11 Automated Measurement and Collection of Crowd-Sourced Weather Observations Using Smartphones

Monday, 23 January 2017
4E (Washington State Convention Center )
Jerry Bieszczad, Creare LLC, Hanover, NH; and M. Shapiro and D. Callender

Latest generation smartphones now include onboard sensors for direct measurement of environmental conditions such as ambient temperature, relative humidity, and barometric pressure.  Other available sensors such as the light sensor, camera, microphone, and inertial measurement unit could potentially be used to estimate additional surface conditions such as solar radiation, precipitation, wind speed, and wind direction.  Exploitation and assimilation of such real-time observations from broadly distributed and spatially dense networked mobile devices could lead to improved awareness of current weather conditions and more accurate forecasting at regional, national, and global scales.  However, measurement and collection of these observations should ideally require no user interaction and not interfere with the primary intended uses of the mobile device.

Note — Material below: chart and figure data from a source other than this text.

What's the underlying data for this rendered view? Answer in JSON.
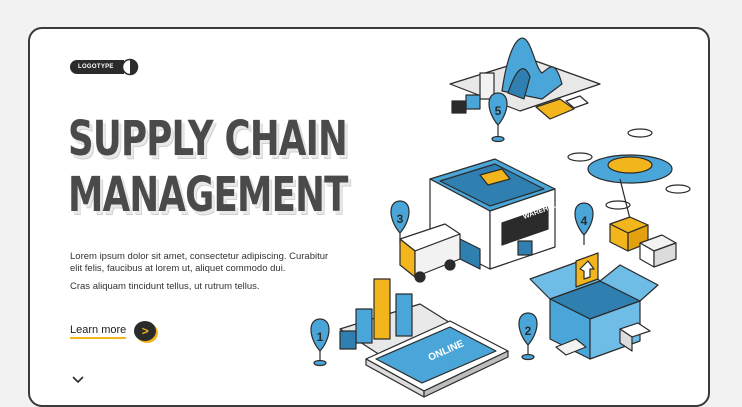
{
  "logo": {
    "text": "LOGOTYPE",
    "icon": "logo-circle-icon"
  },
  "hero": {
    "title_line1": "SUPPLY CHAIN",
    "title_line2": "MANAGEMENT",
    "paragraph1": "Lorem ipsum dolor sit amet, consectetur adipiscing. Curabitur elit felis, faucibus at lorem ut, aliquet commodo dui.",
    "paragraph2": "Cras aliquam tincidunt tellus, ut rutrum tellus.",
    "cta_label": "Learn more",
    "cta_icon": "arrow-right-icon",
    "scroll_icon": "chevron-down-icon"
  },
  "illustration": {
    "warehouse_sign": "WAREHOUSE",
    "phone_screen": "ONLINE",
    "steps": [
      "1",
      "2",
      "3",
      "4",
      "5"
    ]
  },
  "colors": {
    "accent_yellow": "#f2b51b",
    "accent_blue": "#4aa6d8",
    "dark": "#2b2b2b",
    "frame": "#3a3a3a"
  }
}
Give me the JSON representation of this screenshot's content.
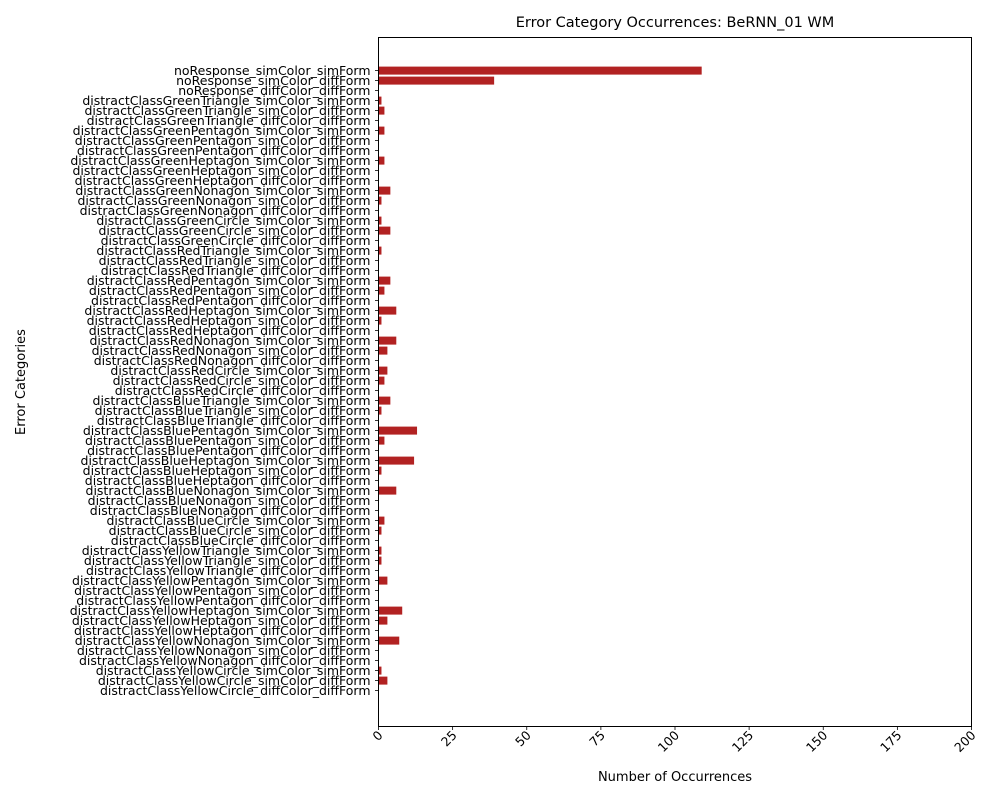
{
  "chart_data": {
    "type": "bar",
    "orientation": "horizontal",
    "title": "Error Category Occurrences: BeRNN_01 WM",
    "xlabel": "Number of Occurrences",
    "ylabel": "Error Categories",
    "xlim": [
      0,
      200
    ],
    "xticks": [
      0,
      25,
      50,
      75,
      100,
      125,
      150,
      175,
      200
    ],
    "bar_color": "#b22222",
    "grid": false,
    "categories": [
      "noResponse_simColor_simForm",
      "noResponse_simColor_diffForm",
      "noResponse_diffColor_diffForm",
      "distractClassGreenTriangle_simColor_simForm",
      "distractClassGreenTriangle_simColor_diffForm",
      "distractClassGreenTriangle_diffColor_diffForm",
      "distractClassGreenPentagon_simColor_simForm",
      "distractClassGreenPentagon_simColor_diffForm",
      "distractClassGreenPentagon_diffColor_diffForm",
      "distractClassGreenHeptagon_simColor_simForm",
      "distractClassGreenHeptagon_simColor_diffForm",
      "distractClassGreenHeptagon_diffColor_diffForm",
      "distractClassGreenNonagon_simColor_simForm",
      "distractClassGreenNonagon_simColor_diffForm",
      "distractClassGreenNonagon_diffColor_diffForm",
      "distractClassGreenCircle_simColor_simForm",
      "distractClassGreenCircle_simColor_diffForm",
      "distractClassGreenCircle_diffColor_diffForm",
      "distractClassRedTriangle_simColor_simForm",
      "distractClassRedTriangle_simColor_diffForm",
      "distractClassRedTriangle_diffColor_diffForm",
      "distractClassRedPentagon_simColor_simForm",
      "distractClassRedPentagon_simColor_diffForm",
      "distractClassRedPentagon_diffColor_diffForm",
      "distractClassRedHeptagon_simColor_simForm",
      "distractClassRedHeptagon_simColor_diffForm",
      "distractClassRedHeptagon_diffColor_diffForm",
      "distractClassRedNonagon_simColor_simForm",
      "distractClassRedNonagon_simColor_diffForm",
      "distractClassRedNonagon_diffColor_diffForm",
      "distractClassRedCircle_simColor_simForm",
      "distractClassRedCircle_simColor_diffForm",
      "distractClassRedCircle_diffColor_diffForm",
      "distractClassBlueTriangle_simColor_simForm",
      "distractClassBlueTriangle_simColor_diffForm",
      "distractClassBlueTriangle_diffColor_diffForm",
      "distractClassBluePentagon_simColor_simForm",
      "distractClassBluePentagon_simColor_diffForm",
      "distractClassBluePentagon_diffColor_diffForm",
      "distractClassBlueHeptagon_simColor_simForm",
      "distractClassBlueHeptagon_simColor_diffForm",
      "distractClassBlueHeptagon_diffColor_diffForm",
      "distractClassBlueNonagon_simColor_simForm",
      "distractClassBlueNonagon_simColor_diffForm",
      "distractClassBlueNonagon_diffColor_diffForm",
      "distractClassBlueCircle_simColor_simForm",
      "distractClassBlueCircle_simColor_diffForm",
      "distractClassBlueCircle_diffColor_diffForm",
      "distractClassYellowTriangle_simColor_simForm",
      "distractClassYellowTriangle_simColor_diffForm",
      "distractClassYellowTriangle_diffColor_diffForm",
      "distractClassYellowPentagon_simColor_simForm",
      "distractClassYellowPentagon_simColor_diffForm",
      "distractClassYellowPentagon_diffColor_diffForm",
      "distractClassYellowHeptagon_simColor_simForm",
      "distractClassYellowHeptagon_simColor_diffForm",
      "distractClassYellowHeptagon_diffColor_diffForm",
      "distractClassYellowNonagon_simColor_simForm",
      "distractClassYellowNonagon_simColor_diffForm",
      "distractClassYellowNonagon_diffColor_diffForm",
      "distractClassYellowCircle_simColor_simForm",
      "distractClassYellowCircle_simColor_diffForm",
      "distractClassYellowCircle_diffColor_diffForm"
    ],
    "values": [
      109,
      39,
      0,
      1,
      2,
      0,
      2,
      0,
      0,
      2,
      0,
      0,
      4,
      1,
      0,
      1,
      4,
      0,
      1,
      0,
      0,
      4,
      2,
      0,
      6,
      1,
      0,
      6,
      3,
      0,
      3,
      2,
      0,
      4,
      1,
      0,
      13,
      2,
      0,
      12,
      1,
      0,
      6,
      0,
      0,
      2,
      1,
      0,
      1,
      1,
      0,
      3,
      0,
      0,
      8,
      3,
      0,
      7,
      0,
      0,
      1,
      3,
      0
    ]
  }
}
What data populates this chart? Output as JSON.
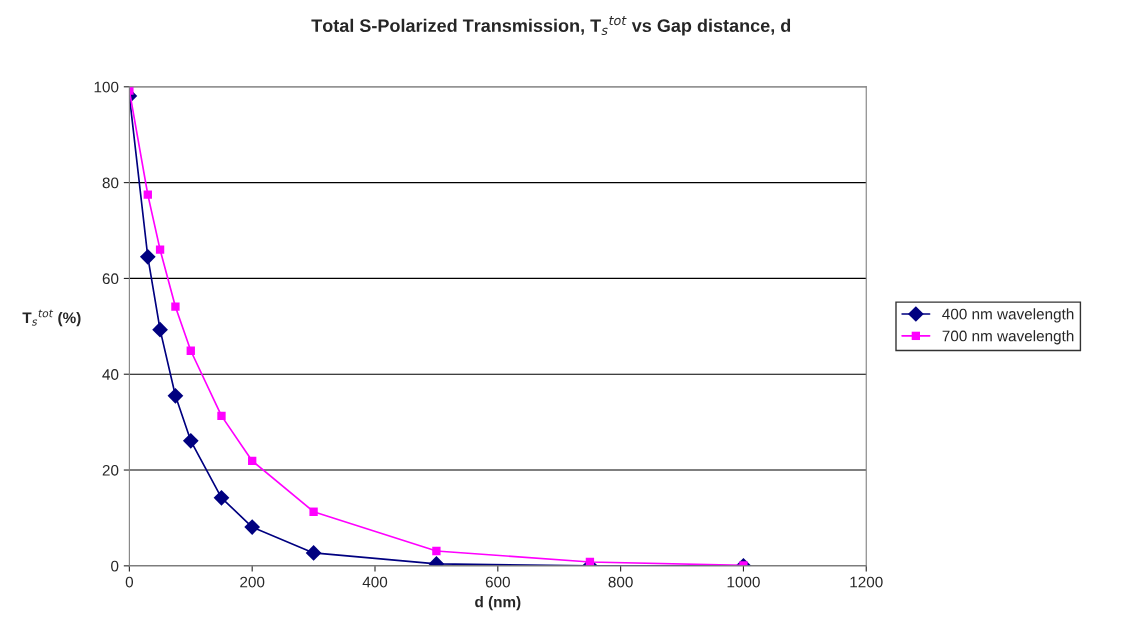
{
  "chart_data": {
    "type": "line",
    "title": "Total S-Polarized Transmission, T$_{s}$$^{tot}$ vs Gap distance, d",
    "xlabel": "d (nm)",
    "ylabel": "T$_{s}$$^{tot}$ (%)",
    "x": [
      0,
      30,
      50,
      75,
      100,
      150,
      200,
      300,
      500,
      750,
      1000
    ],
    "series": [
      {
        "name": "400 nm wavelength",
        "color": "#000080",
        "marker": "diamond",
        "values": [
          98.1,
          64.5,
          49.3,
          35.5,
          26.1,
          14.2,
          8.1,
          2.7,
          0.4,
          0,
          0
        ]
      },
      {
        "name": "700 nm wavelength",
        "color": "#ff00ff",
        "marker": "square",
        "values": [
          99.2,
          77.5,
          66,
          54.1,
          44.9,
          31.3,
          21.9,
          11.3,
          3.1,
          0.8,
          0.1
        ]
      }
    ],
    "xlim": [
      0,
      1200
    ],
    "xticks": [
      0,
      200,
      400,
      600,
      800,
      1000,
      1200
    ],
    "ylim": [
      0,
      100
    ],
    "yticks": [
      0,
      20,
      40,
      60,
      80,
      100
    ],
    "grid": "y",
    "legend": "right",
    "line_style": "solid"
  }
}
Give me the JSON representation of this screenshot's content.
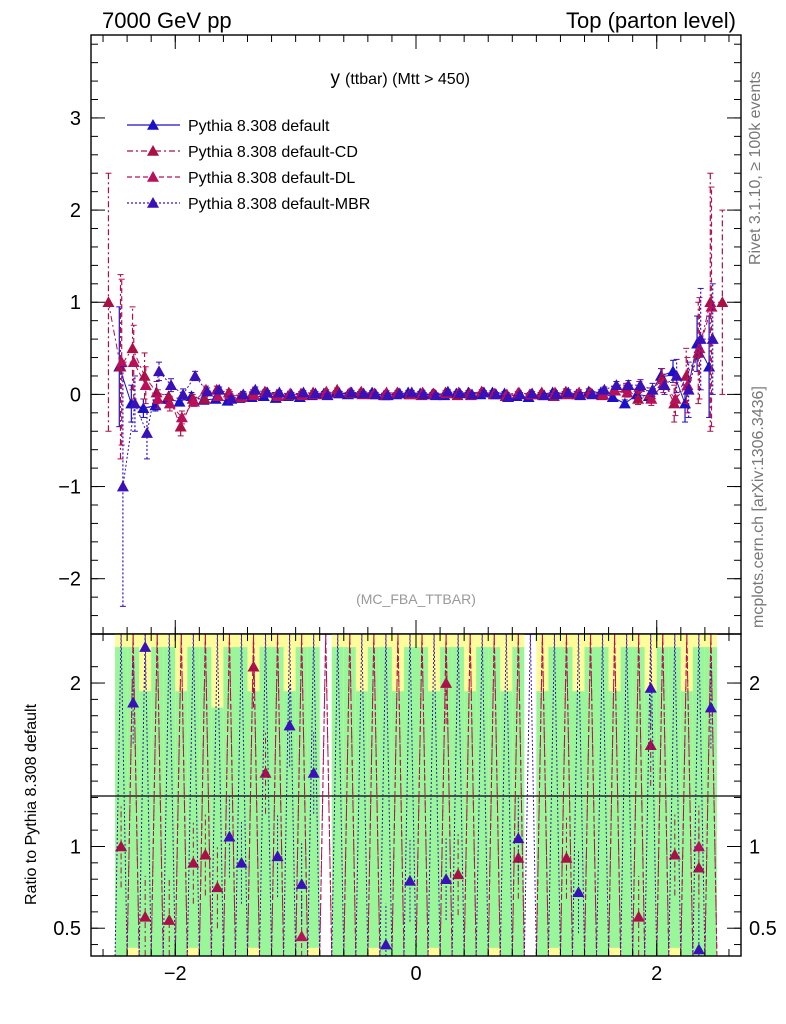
{
  "header": {
    "left": "7000 GeV pp",
    "right": "Top (parton level)"
  },
  "side_labels": {
    "rivet": "Rivet 3.1.10, ≥ 100k events",
    "source": "mcplots.cern.ch [arXiv:1306.3436]"
  },
  "chart_data": {
    "type": "line",
    "title_main": "y",
    "title_sub": "(ttbar) (Mtt > 450)",
    "watermark": "(MC_FBA_TTBAR)",
    "xlim": [
      -2.7,
      2.7
    ],
    "ylim": [
      -2.6,
      3.9
    ],
    "x_ticks": [
      "−2",
      "0",
      "2"
    ],
    "y_ticks": [
      "−2",
      "−1",
      "0",
      "1",
      "2",
      "3"
    ],
    "ratio_ylabel": "Ratio to Pythia 8.308 default",
    "ratio_ylim": [
      0.33,
      2.3
    ],
    "ratio_ticks": [
      "0.5",
      "1",
      "2"
    ],
    "ratio_reference": 1,
    "colors": {
      "default": "#1a10c8",
      "cd": "#aa1045",
      "dl": "#b8105a",
      "mbr": "#3a10b8",
      "band_inner": "#99f799",
      "band_outer": "#fcfc99"
    },
    "x": [
      -2.55,
      -2.45,
      -2.35,
      -2.25,
      -2.15,
      -2.05,
      -1.95,
      -1.85,
      -1.75,
      -1.65,
      -1.55,
      -1.45,
      -1.35,
      -1.25,
      -1.15,
      -1.05,
      -0.95,
      -0.85,
      -0.75,
      -0.65,
      -0.55,
      -0.45,
      -0.35,
      -0.25,
      -0.15,
      -0.05,
      0.05,
      0.15,
      0.25,
      0.35,
      0.45,
      0.55,
      0.65,
      0.75,
      0.85,
      0.95,
      1.05,
      1.15,
      1.25,
      1.35,
      1.45,
      1.55,
      1.65,
      1.75,
      1.85,
      1.95,
      2.05,
      2.15,
      2.25,
      2.35,
      2.45,
      2.55
    ],
    "series": [
      {
        "name": "Pythia 8.308 default",
        "style": "solid",
        "color_key": "default",
        "values": [
          null,
          0.3,
          -0.1,
          -0.15,
          -0.12,
          -0.05,
          -0.08,
          -0.02,
          -0.06,
          -0.05,
          -0.07,
          -0.04,
          -0.03,
          -0.02,
          -0.04,
          -0.02,
          -0.03,
          -0.01,
          0.01,
          0.02,
          0.0,
          0.01,
          0.02,
          -0.01,
          0.0,
          0.02,
          0.01,
          0.0,
          -0.01,
          0.01,
          0.02,
          0.0,
          0.02,
          0.01,
          -0.02,
          -0.03,
          0.0,
          0.02,
          0.01,
          0.0,
          0.03,
          0.02,
          -0.03,
          -0.1,
          0.0,
          -0.02,
          0.2,
          0.25,
          -0.1,
          0.55,
          0.3,
          null
        ],
        "errors": [
          null,
          0.65,
          0.2,
          0.1,
          0.06,
          0.05,
          0.04,
          0.04,
          0.03,
          0.03,
          0.03,
          0.03,
          0.02,
          0.02,
          0.02,
          0.02,
          0.02,
          0.02,
          0.02,
          0.02,
          0.02,
          0.02,
          0.02,
          0.02,
          0.02,
          0.02,
          0.02,
          0.02,
          0.02,
          0.02,
          0.02,
          0.02,
          0.02,
          0.02,
          0.02,
          0.02,
          0.02,
          0.02,
          0.02,
          0.03,
          0.03,
          0.03,
          0.03,
          0.04,
          0.05,
          0.06,
          0.08,
          0.12,
          0.2,
          0.3,
          0.55,
          null
        ]
      },
      {
        "name": "Pythia 8.308 default-CD",
        "style": "dashdot",
        "color_key": "cd",
        "values": [
          1.0,
          0.3,
          0.5,
          0.2,
          0.02,
          -0.02,
          -0.35,
          -0.05,
          -0.05,
          0.05,
          0.02,
          -0.02,
          0.02,
          0.03,
          0.0,
          -0.01,
          0.01,
          0.02,
          0.0,
          0.05,
          0.01,
          0.03,
          0.0,
          -0.01,
          0.02,
          0.0,
          -0.01,
          0.01,
          0.02,
          -0.01,
          0.01,
          0.03,
          0.0,
          -0.02,
          0.01,
          0.0,
          0.02,
          -0.02,
          0.03,
          0.0,
          0.02,
          -0.01,
          0.05,
          0.07,
          -0.05,
          0.0,
          0.18,
          -0.1,
          0.2,
          0.45,
          1.0,
          1.0
        ],
        "errors": [
          1.4,
          1.0,
          0.45,
          0.25,
          0.12,
          0.08,
          0.1,
          0.05,
          0.04,
          0.04,
          0.03,
          0.03,
          0.03,
          0.02,
          0.02,
          0.02,
          0.02,
          0.02,
          0.02,
          0.02,
          0.02,
          0.02,
          0.02,
          0.02,
          0.02,
          0.02,
          0.02,
          0.02,
          0.02,
          0.02,
          0.02,
          0.02,
          0.02,
          0.02,
          0.02,
          0.02,
          0.02,
          0.02,
          0.03,
          0.03,
          0.03,
          0.03,
          0.04,
          0.05,
          0.06,
          0.07,
          0.1,
          0.2,
          0.3,
          0.55,
          1.4,
          1.0
        ]
      },
      {
        "name": "Pythia 8.308 default-DL",
        "style": "dashed",
        "color_key": "dl",
        "values": [
          null,
          0.35,
          0.35,
          0.1,
          -0.05,
          -0.1,
          -0.25,
          -0.08,
          0.05,
          -0.02,
          0.0,
          -0.03,
          -0.01,
          0.02,
          -0.02,
          0.01,
          -0.01,
          0.0,
          0.03,
          0.01,
          0.02,
          0.0,
          0.01,
          0.02,
          0.01,
          0.0,
          0.02,
          0.0,
          0.01,
          0.02,
          -0.01,
          0.02,
          0.01,
          0.0,
          0.02,
          0.0,
          -0.01,
          0.02,
          0.0,
          0.02,
          0.01,
          0.0,
          0.04,
          0.02,
          0.08,
          -0.05,
          0.12,
          -0.05,
          0.1,
          0.5,
          0.95,
          null
        ],
        "errors": [
          null,
          0.9,
          0.4,
          0.2,
          0.1,
          0.08,
          0.07,
          0.05,
          0.04,
          0.04,
          0.03,
          0.03,
          0.03,
          0.02,
          0.02,
          0.02,
          0.02,
          0.02,
          0.02,
          0.02,
          0.02,
          0.02,
          0.02,
          0.02,
          0.02,
          0.02,
          0.02,
          0.02,
          0.02,
          0.02,
          0.02,
          0.02,
          0.02,
          0.02,
          0.02,
          0.02,
          0.02,
          0.02,
          0.03,
          0.03,
          0.03,
          0.03,
          0.04,
          0.05,
          0.06,
          0.07,
          0.1,
          0.18,
          0.3,
          0.55,
          1.3,
          null
        ]
      },
      {
        "name": "Pythia 8.308 default-MBR",
        "style": "dotted",
        "color_key": "mbr",
        "values": [
          null,
          -1.0,
          -0.1,
          -0.42,
          0.25,
          0.1,
          0.0,
          0.2,
          0.03,
          0.05,
          -0.05,
          0.0,
          0.05,
          0.02,
          0.02,
          0.0,
          0.02,
          0.01,
          -0.01,
          0.01,
          0.02,
          0.01,
          0.0,
          -0.01,
          0.01,
          0.02,
          0.0,
          -0.01,
          0.03,
          0.01,
          0.0,
          0.02,
          0.0,
          -0.03,
          0.0,
          0.01,
          -0.01,
          0.0,
          0.02,
          -0.01,
          0.0,
          0.05,
          0.1,
          0.1,
          0.1,
          0.05,
          0.1,
          0.2,
          0.05,
          0.6,
          0.6,
          null
        ],
        "errors": [
          null,
          1.3,
          0.3,
          0.28,
          0.1,
          0.07,
          0.06,
          0.05,
          0.04,
          0.03,
          0.03,
          0.03,
          0.03,
          0.02,
          0.02,
          0.02,
          0.02,
          0.02,
          0.02,
          0.02,
          0.02,
          0.02,
          0.02,
          0.02,
          0.02,
          0.02,
          0.02,
          0.02,
          0.02,
          0.02,
          0.02,
          0.02,
          0.02,
          0.02,
          0.02,
          0.02,
          0.02,
          0.02,
          0.03,
          0.03,
          0.03,
          0.03,
          0.04,
          0.05,
          0.06,
          0.07,
          0.1,
          0.18,
          0.3,
          0.55,
          0.6,
          null
        ]
      }
    ],
    "ratio": [
      {
        "color_key": "cd",
        "style": "dashdot",
        "values": [
          null,
          1.0,
          null,
          0.57,
          null,
          0.55,
          null,
          0.9,
          0.95,
          0.75,
          null,
          null,
          2.1,
          1.45,
          null,
          null,
          null,
          null,
          null,
          null,
          null,
          null,
          null,
          null,
          null,
          null,
          null,
          null,
          2.0,
          0.83,
          null,
          null,
          null,
          null,
          0.93,
          null,
          null,
          null,
          0.93,
          null,
          null,
          null,
          null,
          null,
          0.57,
          1.62,
          null,
          0.95,
          null,
          0.87,
          null,
          null
        ]
      },
      {
        "color_key": "dl",
        "style": "dashed",
        "values": [
          null,
          null,
          null,
          null,
          null,
          null,
          null,
          null,
          null,
          null,
          null,
          null,
          null,
          null,
          null,
          null,
          0.45,
          null,
          null,
          null,
          null,
          null,
          null,
          null,
          null,
          null,
          null,
          null,
          null,
          null,
          null,
          null,
          null,
          null,
          null,
          null,
          null,
          null,
          null,
          null,
          null,
          null,
          null,
          null,
          null,
          null,
          null,
          null,
          null,
          1.0,
          null,
          null
        ]
      },
      {
        "color_key": "mbr",
        "style": "dotted",
        "values": [
          null,
          null,
          1.88,
          2.22,
          null,
          null,
          null,
          null,
          null,
          null,
          1.06,
          0.9,
          null,
          null,
          0.94,
          1.74,
          0.77,
          1.45,
          null,
          null,
          null,
          null,
          null,
          0.4,
          null,
          0.79,
          null,
          null,
          0.8,
          null,
          null,
          null,
          null,
          null,
          1.05,
          null,
          null,
          null,
          null,
          0.72,
          null,
          null,
          null,
          null,
          null,
          1.97,
          null,
          null,
          null,
          0.37,
          1.85,
          null
        ]
      }
    ],
    "band_inner": [
      null,
      0.33,
      0.33,
      0.33,
      0.33,
      0.33,
      0.33,
      0.33,
      0.33,
      0.33,
      0.33,
      0.33,
      0.33,
      0.33,
      0.33,
      0.33,
      0.33,
      0.33,
      null,
      0.33,
      0.33,
      0.33,
      0.33,
      0.33,
      0.33,
      0.33,
      0.33,
      0.33,
      0.33,
      0.33,
      0.33,
      0.33,
      0.33,
      0.33,
      0.33,
      null,
      0.33,
      0.33,
      0.33,
      0.33,
      0.33,
      0.33,
      0.33,
      0.33,
      0.33,
      0.33,
      0.33,
      0.33,
      0.33,
      0.33,
      0.33,
      null
    ],
    "band_inner_top": [
      null,
      2.3,
      2.3,
      2.3,
      2.3,
      2.3,
      2.3,
      2.3,
      2.3,
      2.2,
      2.3,
      2.3,
      2.3,
      2.3,
      2.3,
      2.3,
      2.3,
      2.3,
      null,
      2.3,
      2.3,
      2.3,
      2.3,
      2.3,
      2.3,
      2.3,
      2.3,
      2.3,
      2.3,
      2.3,
      2.3,
      2.3,
      2.3,
      2.3,
      2.3,
      null,
      2.3,
      2.3,
      2.3,
      2.3,
      2.3,
      2.3,
      2.3,
      2.3,
      2.3,
      2.3,
      2.3,
      2.3,
      2.3,
      2.3,
      2.3,
      null
    ]
  },
  "legend_location": "upper left"
}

This paper evaluates the feasibility of using the full suite of onboard mobile device sensors for automated measurement and collection of crowd-sourced weather observations.  We first describe several techniques for direct and indirect estimation of weather conditions, including prior published approaches by others in this area.  We then assess different mitigation strategies such as crowd-sourcing, geospatial location analysis, machine learning, and physics-based modeling to address confounding factors such as device motion and orientation; internal device heating; sensor noise; sheltering effects due to clothing, vehicles, and buildings; and physiological heating and sweating.  We then describe a prototype cloud computing server architecture for collecting, processing, archiving, and publishing of smartphone-based crowd-sourced weather observations.  We next give a live demonstration of our prototype smartphone-based application interfaced to our prototype cloud server.  Finally, we discuss potential applications of this information, including data assimilation for improved regional severe weather forecasting, and crowd-sourced situational awareness of weather and terrain conditions in the battlespace using soldier-worn mobile devices.